21 yıl önce batan Yunan bandralı gemi, son günlerin tartışılan ve kara kara düşündüren gündem maddesine dönüştü. Türk karasularında batan geminin taşıdığı yük arasında, Nükleer atık, Radyoaktf madde bulunduğu yönünde iddiaların kulaklarına ulaştığını söyleyen ve “İddia doruysa, ölüm kapıda.” diyerek sesini yükselten isim Çanakkale Kent Konseyi, Çevre Meclisi Sarıçay Çalışma Gurubu Kolaylaştırıcısı Ali Kamalı oldu.

“Mavi Vatan’ı Zehirler..”
Çanakkale Çevre ve Doğa Dernekleri Federasyonu Başkanı Bünyamin Nami Tonka, batık şekilde deniz dibinde 21 yıldır bekleyen gemiden,  ölümcül zehirli madde sızma ihtimali iddiasının dahi,  Türkiye’nin Tatil Cenneti Bozcada’ yı Cehenneme çevirmeye yeteceğini savundu
Çanakkale’nin büyük bir tehlike ile karşı karşıya olduğunu söyleyen Tonka,  Bozcaada açıklarında, 26 Temmuz 1999’ da aynı şirkete ait bir gemiyle çarpışıp batan, ‘Pelmariner’ in, Ölümcül yük taşıdığı iddialarının olayın gerçekleştiği yıllarda da dile geldiğini anımsatıp;
“İşiteni düşündüren bu iddialar ivedilikle araştırılmalı. Mavi Vatan zerre kadar dahi risk altında ise buna sessiz kalamayız” dedi.
-----------------------------------------
ŞİMDİLİK SESSİZ 49 METREDE, DERİN UYKUDA
-------------------------------------------
Çanakkale kamuoyu, 21 yıl önce Bozcaada açıklarında Türk karasuları içinde batan gemiye ilişkin ürküten iddiaya odaklandı.
Ölümcül yük taşıdığı ve olası bir sızma durumunda Mavi Vatan’ı zehirleyeceği iddiaları kulaklarına ulaşan bir isim, yüksek oktandan sesini yükseltti.
Çanakkale Kent Konseyi, Çevre Meclisi Sarıçay Çalışma Gurubu Kolaylaştırıcısı Ali Kamalı, battığı yıllarda, yükü tartışma yaratan ve bir dizi inceleme ardından, iddianın asılsız olduğu algısını sağlayan açıklamalar gelen konunun, yeniden gündeme gelmesi karşısında konuştu.
Batan gemide, Radyoaktif atık yük bulunduğu yönünde, endişe verici bulguların olduğunu, bu konuda yapılan araştırmaların ürküttüğünü sözlerine ekleyen Kamalı;
“Batan gemiden, ölümcül nükleer atıkların çevreye yayılmaya devam ettiği varsayımı dahi, ürkütücü.
Üzerinden 21 yıl geçmesine karşın, o dönemki iddialar halen aklımızda.
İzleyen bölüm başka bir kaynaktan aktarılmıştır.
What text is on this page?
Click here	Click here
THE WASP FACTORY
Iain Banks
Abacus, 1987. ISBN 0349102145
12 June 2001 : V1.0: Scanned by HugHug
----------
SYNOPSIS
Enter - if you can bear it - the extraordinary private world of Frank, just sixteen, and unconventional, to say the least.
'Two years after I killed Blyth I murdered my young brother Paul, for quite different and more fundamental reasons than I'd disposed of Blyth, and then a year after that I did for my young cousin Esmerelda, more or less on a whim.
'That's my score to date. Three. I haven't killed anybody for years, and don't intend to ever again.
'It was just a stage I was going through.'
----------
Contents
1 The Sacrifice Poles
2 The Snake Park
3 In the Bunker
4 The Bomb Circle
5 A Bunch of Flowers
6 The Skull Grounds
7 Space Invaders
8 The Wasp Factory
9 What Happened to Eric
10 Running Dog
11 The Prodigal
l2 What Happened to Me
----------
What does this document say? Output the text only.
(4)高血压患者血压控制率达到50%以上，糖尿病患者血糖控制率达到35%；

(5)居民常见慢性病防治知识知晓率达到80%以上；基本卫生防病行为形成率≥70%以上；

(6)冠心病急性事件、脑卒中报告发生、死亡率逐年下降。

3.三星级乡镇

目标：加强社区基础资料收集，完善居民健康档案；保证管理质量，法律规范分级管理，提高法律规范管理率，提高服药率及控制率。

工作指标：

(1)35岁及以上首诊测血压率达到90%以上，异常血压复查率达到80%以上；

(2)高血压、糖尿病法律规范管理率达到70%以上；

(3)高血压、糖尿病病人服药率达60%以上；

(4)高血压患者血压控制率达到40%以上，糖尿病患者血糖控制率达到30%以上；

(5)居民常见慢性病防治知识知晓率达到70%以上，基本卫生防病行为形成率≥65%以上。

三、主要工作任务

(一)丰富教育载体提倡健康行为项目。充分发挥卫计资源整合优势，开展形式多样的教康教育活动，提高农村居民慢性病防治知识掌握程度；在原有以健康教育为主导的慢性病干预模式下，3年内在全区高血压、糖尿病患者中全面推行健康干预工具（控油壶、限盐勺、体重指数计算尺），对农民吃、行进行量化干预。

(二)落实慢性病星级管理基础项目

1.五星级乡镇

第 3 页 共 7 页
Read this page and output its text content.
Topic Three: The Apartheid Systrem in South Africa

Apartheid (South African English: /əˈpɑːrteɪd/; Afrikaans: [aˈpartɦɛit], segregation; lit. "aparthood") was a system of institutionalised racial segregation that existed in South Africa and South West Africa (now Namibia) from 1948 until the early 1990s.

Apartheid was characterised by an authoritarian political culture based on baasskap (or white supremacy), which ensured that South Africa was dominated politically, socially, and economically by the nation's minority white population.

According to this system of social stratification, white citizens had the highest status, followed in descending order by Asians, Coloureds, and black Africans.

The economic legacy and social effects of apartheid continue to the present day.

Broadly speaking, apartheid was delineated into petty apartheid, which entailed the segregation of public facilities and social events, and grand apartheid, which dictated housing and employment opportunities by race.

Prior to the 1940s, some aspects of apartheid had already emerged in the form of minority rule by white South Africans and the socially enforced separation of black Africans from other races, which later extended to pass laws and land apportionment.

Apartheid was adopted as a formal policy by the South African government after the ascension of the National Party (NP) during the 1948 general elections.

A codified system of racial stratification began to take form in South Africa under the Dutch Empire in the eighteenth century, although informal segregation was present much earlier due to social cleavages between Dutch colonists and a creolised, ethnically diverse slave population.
Üstelik sahte raporlarla olayın örtbas edildiğini dahi savunanlar oldu. Dile gelen her iddia, o yıllarda yaşanılanlarla örtüşünce, endişemiz arttı.
Geminin battığı yıllarda, esrarengiz şekilde Geyikli sahillerinde radyoaktif bulgulara rastlandı.
Rutin olarak, Türkiye Atom Enerjisi Kurumu’ nun bölgede yaptığı ölçümlerde, Geyikli sahilinde rastlanılan endişe verici oranlar, günlerce Çanakkale gündemini meşgul etti” hatırlatması yaptı.
Bozcada’ nın 4 mil açığında, Türk karasularında batan Yunanistan bandralı geminin,  Ayni Armatöre ait bir diğer gemi ile çarpışıp batmasının da düşündürücü olduğunu savunan Kamalı;
“Olayın özeti şu, aynı armatöre bağlı iki gemi çarpışıyor, biri batıyor. Batanın yükü tartışma nedeni. Çünkü iddiaya göre ölümcül özellikte. Her ne kadar batan geminin yükü, kayıtlarda  beyaz eşya ve motor blok parçaları olarak geçse de, gemide Radyoaktif maddelerinin olduğu algısını, üzerleri Radyoaktif uyarı işaretli bazı konteynerlerin bulunması oluşturmuştu.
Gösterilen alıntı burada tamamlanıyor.